Through its international airports, France handles 6,200 flights every week. The two Paris airports handle 20 percent of the total airfreight in the European Union (EU). Their annual traffic growth of more than 10 percent greatly exceeds the 2 to 3 percent growth of most other European airports.

About 900 aircraft, including helicopters, operate under the French flag. The national carrier, Air France, was partly privatized in early 1999 and has recently operated in an environment of EU-wide deregulation. The location of the European Airbus project in Toulouse has turned the city into the European aviation center.

Pipelines: France’s pipeline system carries crude oil over 3,059 kilometers of pipeline, petroleum products over 4,487 kilometers, and natural gas over 24,746 kilometers.

Telecommunications: The French telephone system, with some 39,200,000 telephones, is highly developed, relying for domestic traffic on extensive cable and microwave radio-relay networks, widely introduced fiber-optic systems, and satellite systems. The international system relies on two Intelsat earth stations (with a total of five antennas⎯two for the Indian Ocean and three for the Atlantic Ocean), high-frequency (HF) radio communications with more than 20 countries, Inmarsat service, and Eutelsat TV service.

Until 1997, the state-owned France Télécom had a monopoly on telecommunications in France In 1997 the government began reducing its stake, now below 42 percent. While the partially privatized France Télécom maintains its monopoly on local calls, the telecommunications sector has been opened to competition in the European Union (EU)–wide deregulated market, and other companies offer telephone subscriptions for long-distance and medium-distance calls.
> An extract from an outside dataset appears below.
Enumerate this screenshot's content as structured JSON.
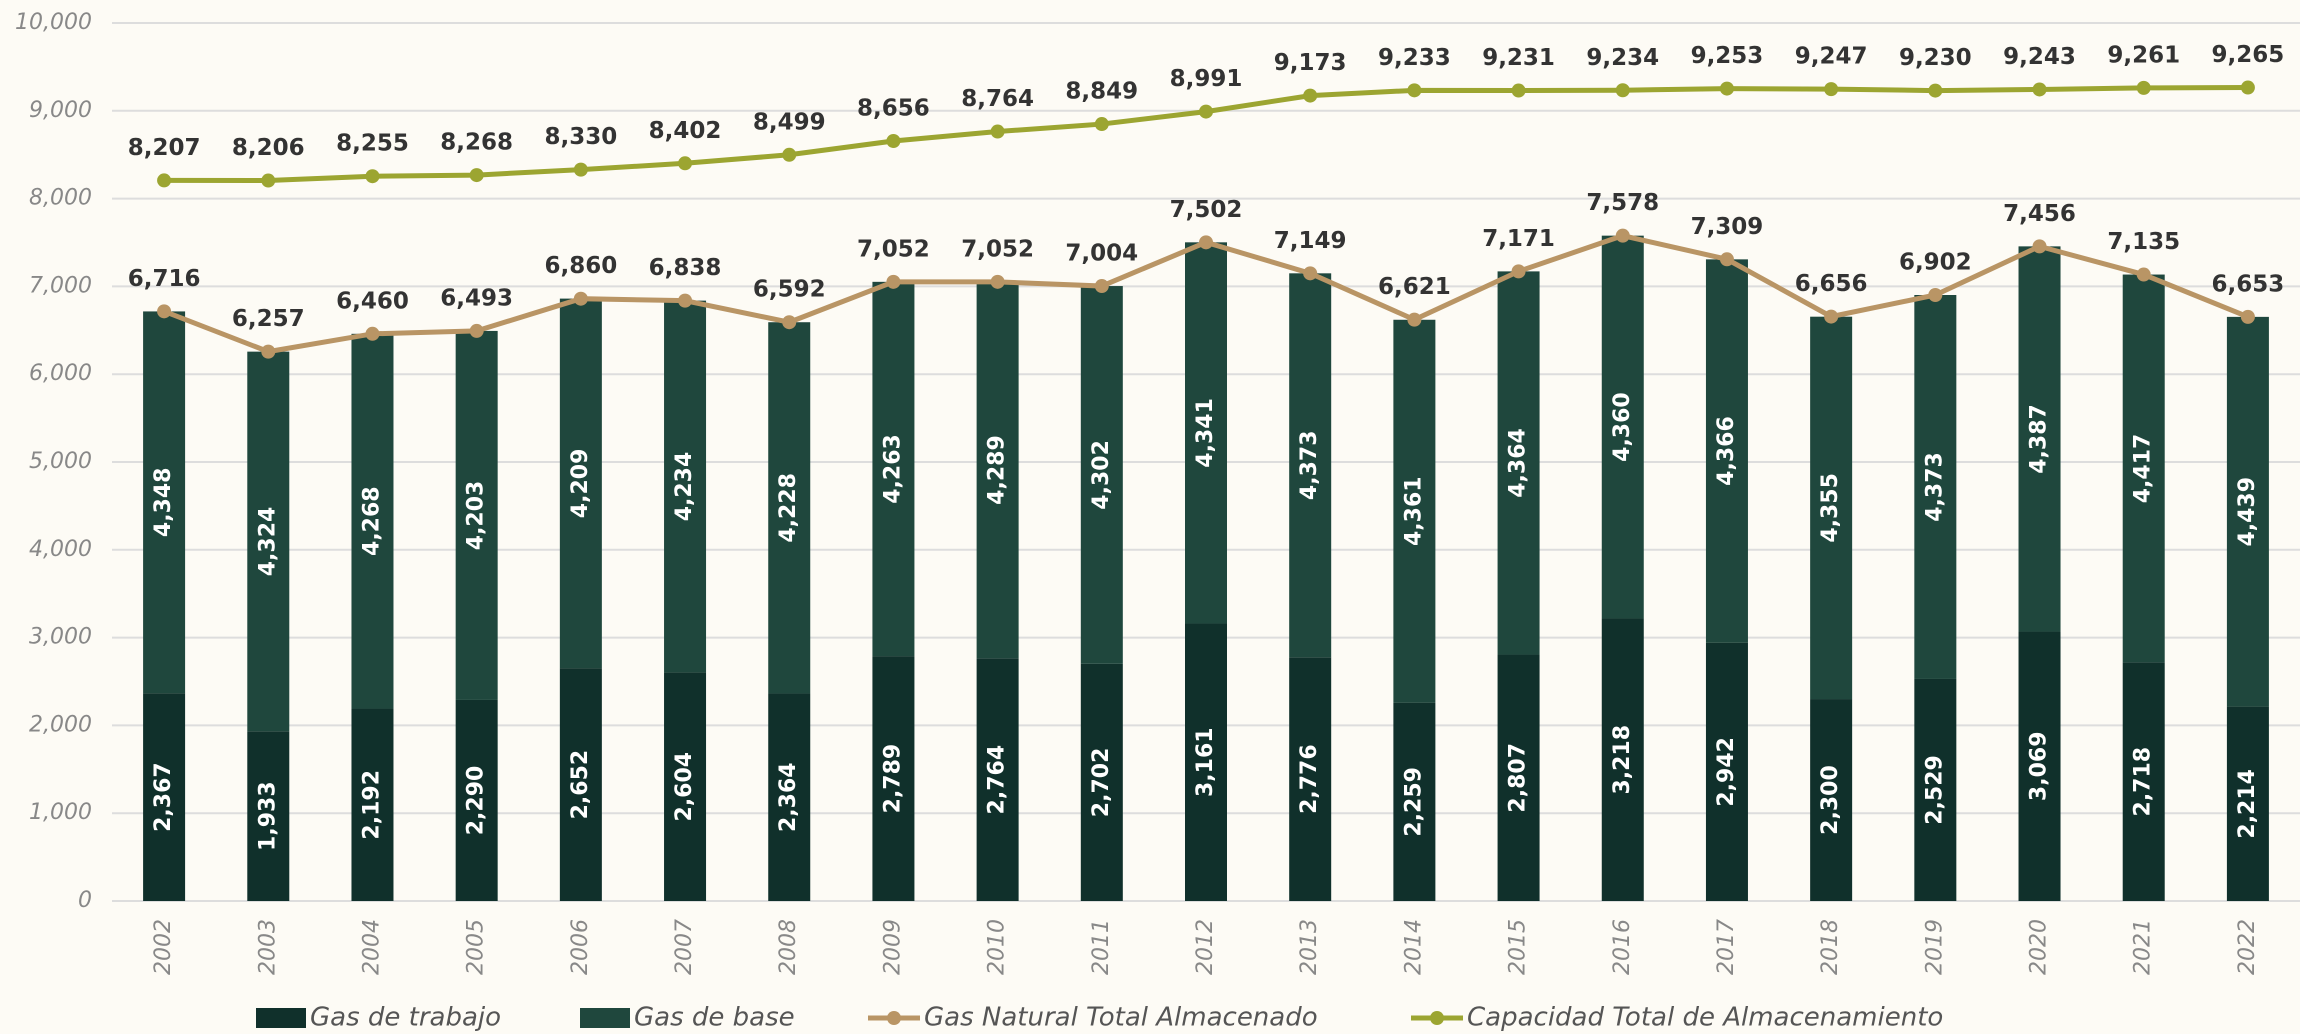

France Télécom, acquiring the British company Orange, secured its leading position in the highly competitive domestic mobile phone market. At the same time, acquisitions made France Télécom the world’s most highly indebted company, requiring a rescue plan in late 2002. The financial future of the company as well as of the entire sector in France and EU-wide, is uncertain. Since the late 1990s, mobile phone subscriptions have risen sharply, but so has investment. At the end of 2001, 59.4 percent of the French population subscribed to a mobile phone service. Operating licenses for third-generation mobile phones, using Universal Mobile Telecommunications System (UMTS) technology, have been awarded to France Télécom, Cegetel, and Bouygues.

In Internet use, France is catching up to the world’s leaders, after a slight lag. At the end of 2001, 31.9 percent of the French population—almost 19 million people—had Internet access, compared with 61.8 percent in the United States, 40.2 percent in the United Kingdom, and 37.7 percent in Germany. Among the French with secondary education and above, the level is much higher. By late 2003, 93 percent of companies had Internet connections, and 56 percent had their own Web sites. There are a few thousand French-owned online shopping sites, but French consumers have shown limited enthusiasm for e-commerce.